Towns and cities were shaped by both landscape and human factors. Wellington’s colonists made their homes along narrow harbour terraces before moving up encircling hills and valleys; Christchurch grew concentrically over a plain. Common to almost all towns was a grid plan for streets. The grid was applied regardless of topography, often resulting in steep streets and sudden endings.
Grid is good
Towns were almost universally laid out in a grid pattern. The grid has since been criticised for creating streets that ignored the lay of the land – Wellington, with its hilly topography, is a good example. But the grid had the huge advantage of being easily subdivisible. A rectangular plot could be cut exactly in two by drawing a line down the middle. Speculators could minimise survey fees.
The grid also shaped a town’s functions. Commercial hubs were located at a grid’s centre or stretched along a main street to attract passing trade. Housing, industry, sports grounds and green spaces filled in the rest.
Progress and individuality
At first towns appeared more like villages. Most had simple wooden or cob cottages and shops scattered around a harbour or within a forest clearing. Gradually they took on more shape: streets were formed, waterfronts reclaimed, and empty plots filled. Rather than creating streetscapes of a single design and scale, main streets were a hotchpotch of different building styles and heights, reflecting a cultural inclination for individuality. The same was true for housing. Even houses of a common type or style – such as the cottage or villa – had different architectural treatments or decorations.
The desire for individual space – and an ample supply of land – also quickly set the suburban pattern of towns. Early suburbs like Wellington’s Thorndon and Auckland’s Parnell were characterised by single houses on individual (if sometimes small) allotments. Tenement and terrace housing was practically unknown. Housing designs and styles were to come and go, but the suburban pattern remained unchanged.
Before trams and buses, most city dwellers lived within walking distance of work. Social classes lived in close proximity to one another – the rich in roomy villas on prominent sites, the poor in cramped cottages on lesser streets nearby. As cities grew and better public transport encouraged suburban growth, social differentiation increased. In Christchurch, the southern suburbs of Sydenham and Addington became strongly working-class, while the northern suburbs of Merivale and Fendalton became more middle- to upper-class. Even so, no suburb consisted of a single social class.
Colonial cities were functionally mixed. Dwellings could be next to noisy and smelly slaughterhouses or workshops. A desire to prevent such arrangements led to the functional zoning of cities from the 1950s. Industries were banned from residential areas and it became unlawful to work from home. The rigidity of zoning led to a 1990s backlash, after which regulations were eased.

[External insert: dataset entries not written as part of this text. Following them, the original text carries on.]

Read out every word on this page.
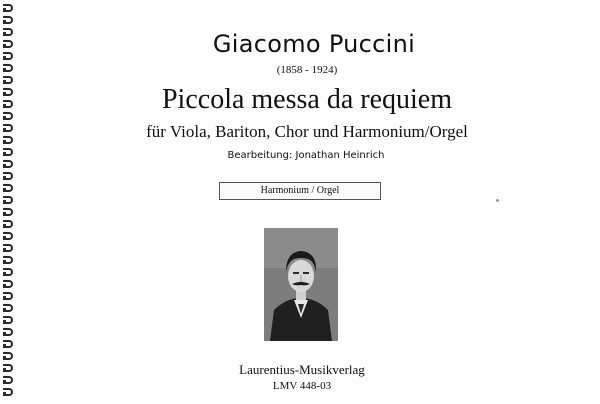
Giacomo Puccini
(1858 - 1924)
Piccola messa da requiem
für Viola, Bariton, Chor und Harmonium/Orgel
Bearbeitung: Jonathan Heinrich
Harmonium / Orgel
Laurentius-Musikverlag
LMV 448-03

During the 1980s Wellington architect Ian Athfield unlawfully turned part of his suburban home into a workplace. The city council regularly sent out inspectors to try and catch him out. But Athfield had a council mole who rang ahead to warn of impending visits, allowing him to clear out his staff before the official arrived.
The largest influence on the shape of later 20th-century cities was the car. After 1945 new car-based suburbs mushroomed on the edges of cities, interconnected by an ever-expanding system of highways and motorways. Cars provided a sense of freedom. They made it easier to get to work, pursue leisure activities, and foster cross-town social networks. Cars were also important status symbols. By the 1970s many households had two or more.

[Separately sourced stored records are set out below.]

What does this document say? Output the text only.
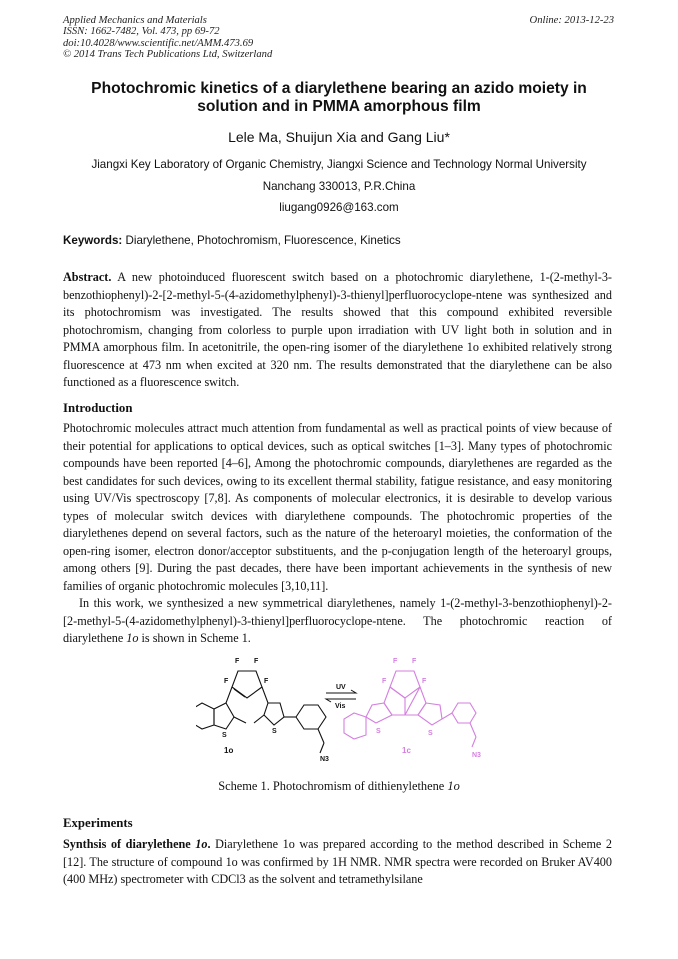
Applied Mechanics and Materials
ISSN: 1662-7482, Vol. 473, pp 69-72
doi:10.4028/www.scientific.net/AMM.473.69
© 2014 Trans Tech Publications Ltd, Switzerland
Online: 2013-12-23
Photochromic kinetics of a diarylethene bearing an azido moiety in
solution and in PMMA amorphous film
Lele Ma, Shuijun Xia and Gang Liu*
Jiangxi Key Laboratory of Organic Chemistry, Jiangxi Science and Technology Normal University
Nanchang 330013, P.R.China
liugang0926@163.com
Keywords: Diarylethene, Photochromism, Fluorescence, Kinetics
Abstract. A new photoinduced fluorescent switch based on a photochromic diarylethene, 1-(2-methyl-3-benzothiophenyl)-2-[2-methyl-5-(4-azidomethylphenyl)-3-thienyl]perfluorocyclope-ntene was synthesized and its photochromism was investigated. The results showed that this compound exhibited reversible photochromism, changing from colorless to purple upon irradiation with UV light both in solution and in PMMA amorphous film. In acetonitrile, the open-ring isomer of the diarylethene 1o exhibited relatively strong fluorescence at 473 nm when excited at 320 nm. The results demonstrated that the diarylethene can be also functioned as a fluorescence switch.
Introduction
Photochromic molecules attract much attention from fundamental as well as practical points of view because of their potential for applications to optical devices, such as optical switches [1–3]. Many types of photochromic compounds have been reported [4–6], Among the photochromic compounds, diarylethenes are regarded as the best candidates for such devices, owing to its excellent thermal stability, fatigue resistance, and easy monitoring using UV/Vis spectroscopy [7,8]. As components of molecular electronics, it is desirable to develop various types of molecular switch devices with diarylethene compounds. The photochromic properties of the diarylethenes depend on several factors, such as the nature of the heteroaryl moieties, the conformation of the open-ring isomer, electron donor/acceptor substituents, and the p-conjugation length of the heteroaryl groups, among others [9]. During the past decades, there have been important achievements in the synthesis of new families of organic photochromic molecules [3,10,11].
In this work, we synthesized a new symmetrical diarylethenes, namely 1-(2-methyl-3-benzothiophenyl)-2-[2-methyl-5-(4-azidomethylphenyl)-3-thienyl]perfluorocyclope-ntene. The photochromic reaction of diarylethene 1o is shown in Scheme 1.
F F
F
F
S
S
N3
1o
UV
Vis
F F
F
F
S	S
N3
1c
Scheme 1. Photochromism of dithienylethene 1o
Experiments
Synthsis of diarylethene 1o. Diarylethene 1o was prepared according to the method described in Scheme 2 [12]. The structure of compound 1o was confirmed by 1H NMR. NMR spectra were recorded on Bruker AV400 (400 MHz) spectrometer with CDCl3 as the solvent and tetramethylsilane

Car-driven growth had shortcomings. Vehicle emissions damaged the environment and affected people’s health. Some new suburbs lacked public transport, restricting those without a car – usually the poor. With ever more cars on the roads, traffic congestion in Auckland became endemic. The cost of providing streets, energy, water and other services to a widening band of suburbs became burdensome. For many, this pattern of growth had become unsustainable.
From the early 2000s city authorities tried to reduce people’s reliance on cars by boosting public transport and encouraging greater-density housing along major bus and train routes. In the future the suburban shape of cities will be punctuated with zones of high- and medium-rise apartments and town houses.